The Abstract

for master's work "Software development for analyzing and optimizing subscription agency activity"


Author: Kravchenko Elena


INTRODUCTION

The modern world is the world of the information. It is known, that the volume of the information grows on exponent to the law, and it is obvious, that it puts the person before a task of rational and reliable storage of the information, with maintenance of convenient access and a guarantee of integrity. But maintenance of storage of the information it only a part of the task arising before the person. Besides that the information is necessary for accumulating, also it is necessary to process and take useful knowledge from a lump of the facts and data. This task is not trivial, and it has led to occurrence of such direction, as Data Mining - «extraction of knowledge». Extraction of knowledge is understood as extraction from the big volume of the information on some process or the phenomenon of new, unevident knowledge for the user which subsequently can be used. It is considered to be date of origin of this direction 80th years of the last century. The technology of extraction of knowledge was separated from the classical statistical analysis and has gradually turned to an independent direction.

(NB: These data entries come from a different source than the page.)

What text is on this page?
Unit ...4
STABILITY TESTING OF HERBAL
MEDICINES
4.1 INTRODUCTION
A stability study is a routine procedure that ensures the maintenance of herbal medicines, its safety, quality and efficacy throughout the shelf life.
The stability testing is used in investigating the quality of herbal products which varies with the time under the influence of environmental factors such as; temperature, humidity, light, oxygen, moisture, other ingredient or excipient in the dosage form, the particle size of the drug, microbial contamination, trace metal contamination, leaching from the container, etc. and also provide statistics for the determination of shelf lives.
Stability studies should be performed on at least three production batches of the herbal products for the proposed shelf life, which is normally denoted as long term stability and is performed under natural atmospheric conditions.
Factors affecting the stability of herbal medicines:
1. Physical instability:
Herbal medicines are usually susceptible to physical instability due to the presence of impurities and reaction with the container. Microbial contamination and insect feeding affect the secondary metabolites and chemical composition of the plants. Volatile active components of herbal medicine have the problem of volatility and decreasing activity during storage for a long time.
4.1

In the given direction there is a set of various approaches, the theoretical calculations not enough connected among themselves (except for subjects and terminology), but not contradicting, and supplementing each other. During performance of work it is planned to carry out the comparative analysis of various methods and approaches of concept Data Mining with the subsequent choice of the most suitable (corresponding goals of a subject domain and meeting the requirements, put forward to the received decision) algorithm. Also construction on its base of the forecast for a researched subject domain is planned. During studying the given direction updating and specification of a task in view is probable.

1 THE REVIEW OF BASIC QUESTIONS DATA MINING

1.1 Sources of a direction.
The important stage in allocation Data mining in an independent direction was occurrence of the theory of the group account of arguments. Bases of this methodology have been incorporated by Kiev mathematics Ivakhnenko. GMDH as the embodiment of the inductive approach is an original method of construction of models on experimental data in conditions of uncertainty. The models of optimum complexity received on this method display unknown laws of functioning of researched object (process), the information about which implicitly contains in sample of data. In GMDH principles of automatic generation of variants, not final decisions are applied to construction of models and consecutive selection of the best models by external criteria. Efficiency of a method is confirmed by the decision of numerous real tasks in ecology, hydrometeorology, economy, technical equipment.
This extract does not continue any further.